Milwaukee welcomes again beavers, after searching and air pollution drove the industrious rodents away

Milwaukee welcomes again beavers, after searching and air pollution drove the industrious rodents away

Beavers are moving back to Milwaukee.

The American beaver was once a staple of this area at the confluence of three rivers on the shores of Lake Michigan. Then the region’s first European residents made Milwaukee one of their most important fur trading posts. They hunted and trapped beavers for their pelts, and the population declined.

As Milwaukee developed, people turned swamps into industrial land and pumped pollution into the rivers. Soon North America’s largest rodent was all but expelled from the city.

But a few years ago, along the riverbanks in the heart of downtown Milwaukee, people began noticing trees gnawed down to the very top — a telltale sign of a beaver.

Researchers have been tracking beavers at Riverside Park, a few miles north of downtown, for a number of years. It’s also a convenient place to learn about the animals, as it also houses the Urban Ecology Center.

Tim Vargo is the Center’s Research and Community Science Manager. I asked him when was the best time to see a beaver and he suggested going canoeing down the Milwaukee River just before sunset. So one evening in September we tow some canoes down to the river and go in search of beavers.

Amanda Tokuyama, Urban Ecology Center GIS and Field Data Coordinator, and Tyler Vinca, Neighborhood Engagement Assistant for Riverside Park, canoeing down the Milwaukee River in September. (Chris Bentley/Here & Now)

Before we even push off the shore, we see another small mammal. A mink scampers up a tree near where we had just launched our canoes.

Ecologists say the return of wildlife is a sign that ecosystems are recovering. It’s also a sign that beavers, like the people of Milwaukee, are learning to love their native rivers again.

According to Vargo, the return of animals like mink and beaver to this stretch of the river is in line with the city’s attitude towards its waterways.

“Where we’re paddling right now, there were swim schools upstream and downstream. There were amusement parks, ski jumps in winter. There was a lot of skating and canoe tournaments where people would stand in canoes and crowd them together and you’d have something like a big Q-Tip,” he says. “As you passed the other canoes, you tried to push them into the river.”

It’s not hard to imagine why canoe tournaments might have gone out of fashion. But what happened to all the other recreational uses of the river?

“It didn’t take long for pollution to catch up,” says Vargo. “People were encouraged to move away from the river to the lake. So you had that time when you loved the river, until a time when you completely destroyed it.

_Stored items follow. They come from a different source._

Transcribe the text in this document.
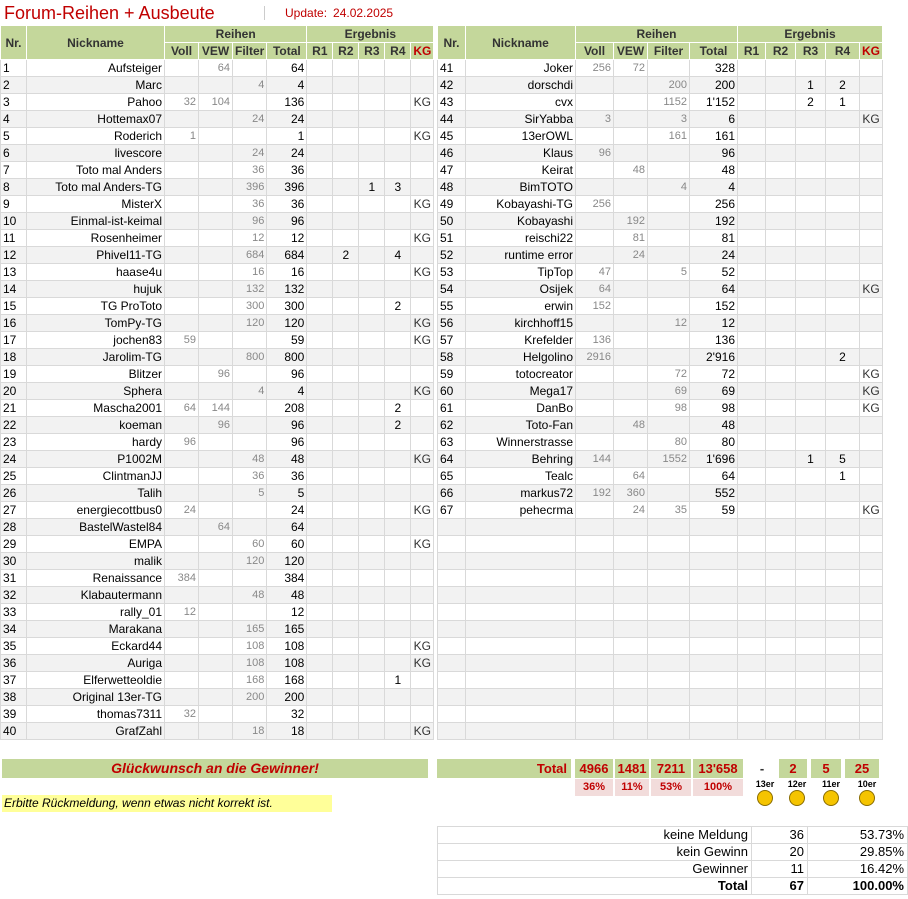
Forum-Reihen + Ausbeute	Update: 24.02.2025
Nr.	Nickname	Reihen				Ergebnis				
		Voll	VEW	Filter	Total	R1	R2	R3	R4	KG
1	Aufsteiger		64		64					
2	Marc			4	4					
3	Pahoo	32	104		136					KG
4	Hottemax07			24	24					
5	Roderich	1			1					KG
6	livescore			24	24					
7	Toto mal Anders			36	36					
8	Toto mal Anders-TG			396	396			1	3	
9	MisterX			36	36					KG
10	Einmal-ist-keimal			96	96					
11	Rosenheimer			12	12					KG
12	Phivel11-TG			684	684		2		4	
13	haase4u			16	16					KG
14	hujuk			132	132					
15	TG ProToto			300	300				2	
16	TomPy-TG			120	120					KG
17	jochen83	59			59					KG
18	Jarolim-TG			800	800					
19	Blitzer		96		96					
20	Sphera			4	4					KG
21	Mascha2001	64	144		208				2	
22	koeman		96		96				2	
23	hardy	96			96					
24	P1002M			48	48					KG
25	ClintmanJJ			36	36					
26	Talih			5	5					
27	energiecottbus0	24			24					KG
28	BastelWastel84		64		64					
29	EMPA			60	60					KG
30	malik			120	120					
31	Renaissance	384			384					
32	Klabautermann			48	48					
33	rally_01	12			12					
34	Marakana			165	165					
35	Eckard44			108	108					KG
36	Auriga			108	108					KG
37	Elferwetteoldie			168	168				1	
38	Original 13er-TG			200	200					
39	thomas7311	32			32					
40	GrafZahl			18	18					KG
Nr.	Nickname	Reihen				Ergebnis				
		Voll	VEW	Filter	Total	R1	R2	R3	R4	KG
41	Joker	256	72		328					
42	dorschdi			200	200			1	2	
43	cvx			1152	1'152			2	1	
44	SirYabba	3		3	6					KG
45	13erOWL			161	161					
46	Klaus	96			96					
47	Keirat		48		48					
48	BimTOTO			4	4					
49	Kobayashi-TG	256			256					
50	Kobayashi		192		192					
51	reischi22		81		81					
52	runtime error		24		24					
53	TipTop	47		5	52					
54	Osijek	64			64					KG
55	erwin	152			152					
56	kirchhoff15			12	12					
57	Krefelder	136			136					
58	Helgolino	2916			2'916				2	
59	totocreator			72	72					KG
60	Mega17			69	69					KG
61	DanBo			98	98					KG
62	Toto-Fan		48		48					
63	Winnerstrasse			80	80					
64	Behring	144		1552	1'696			1	5	
65	Tealc		64		64				1	
66	markus72	192	360		552					
67	pehecrma		24	35	59					KG

Glückwunsch an die Gewinner!	Total 4966 1481 7211	13'658	-	2	5	25
36%	11%	53%	100%
Erbitte Rückmeldung, wenn etwas nicht korrekt ist.
13er	12er	11er	10er

keine Meldung	36	53.73%
kein Gewinn	20	29.85%
Gewinner	11	16.42%
Total	67	100.00%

And then there’s probably in the last 20 years, coinciding with the return of some great wildlife, people who invested in them and loved them again and wandered up and down the river.”

There was even a swim race in the river, something that hadn’t happened until a few years ago. “The Cream City Classic is an opportunity to celebrate advances in water quality and to welcome our entire Milwaukee community back to the water as we all raise our expectations of what our water can perform,” it said the race website.

On our canoe trip we spot a few fish, some sandpipers and downy woodpeckers before one of Vargo’s colleagues spots something furry swimming along the shore near a burrow in the muddy river bank. Maggie Steinhauer, research and community science coordinator for the Urban Ecology Center, points out.

“There’s something floating under those hanging plants,” she says as we stealthily paddle closer.

The animal swims past a floating patch of trash and driftwood, but just as we get close enough to get a good look, it dives underwater. Beavers can hold their breath for up to 15 minutes. We wait around but don’t see it again.

An American beaver in the wild.  (Chris Bentley/Here & Now)An American beaver in the wild. (Chris Bentley/Here & Now)

There are an estimated 10 to 15 million beavers in the United States today, but there may have been hundreds of millions in the past. Vargo says their dams have changed the landscape.

“The amount of engineering they’ve done on our planet is ridiculous,” says Vargo. By altering the flow of water, beaver dams can help filter out pollutants from wetlands, he says. Some ecologists believe that beavers may hold the key to habitat restoration in the American West as well.

“It’s estimated that they just do a lot of environmental cleaning, a lot of services that we spend a lot of money on,” says Vargo.

This is another reason why ecologists are happy about the return of beavers to the cities.
Last year, researchers at the University of Wisconsin Milwaukee found that beavers could significantly reduce flooding in some of the county’s most flood-prone areas.

However, trout fishermen worry that too many beaver dams could pollute their fishing rivers.
But in urban Milwaukee, there’s still room for people to share the rivers with a few beavers.

The sun finally set on our canoe ride and we headed back to shore while bats snapped at bugs overhead.

But was that really a beaver we saw earlier? I never caught a glimpse of that scaly, paddle-like story. Could it have been a muskrat? I had a camera on the canoe and later sent my photos to Christopher Yahnke, a biologist at the University of Wisconsin Stevens Point. He emailed right back.

“Muskrats swim deeper,” he said. “Those cute ears and huge head – definitely a beaver.”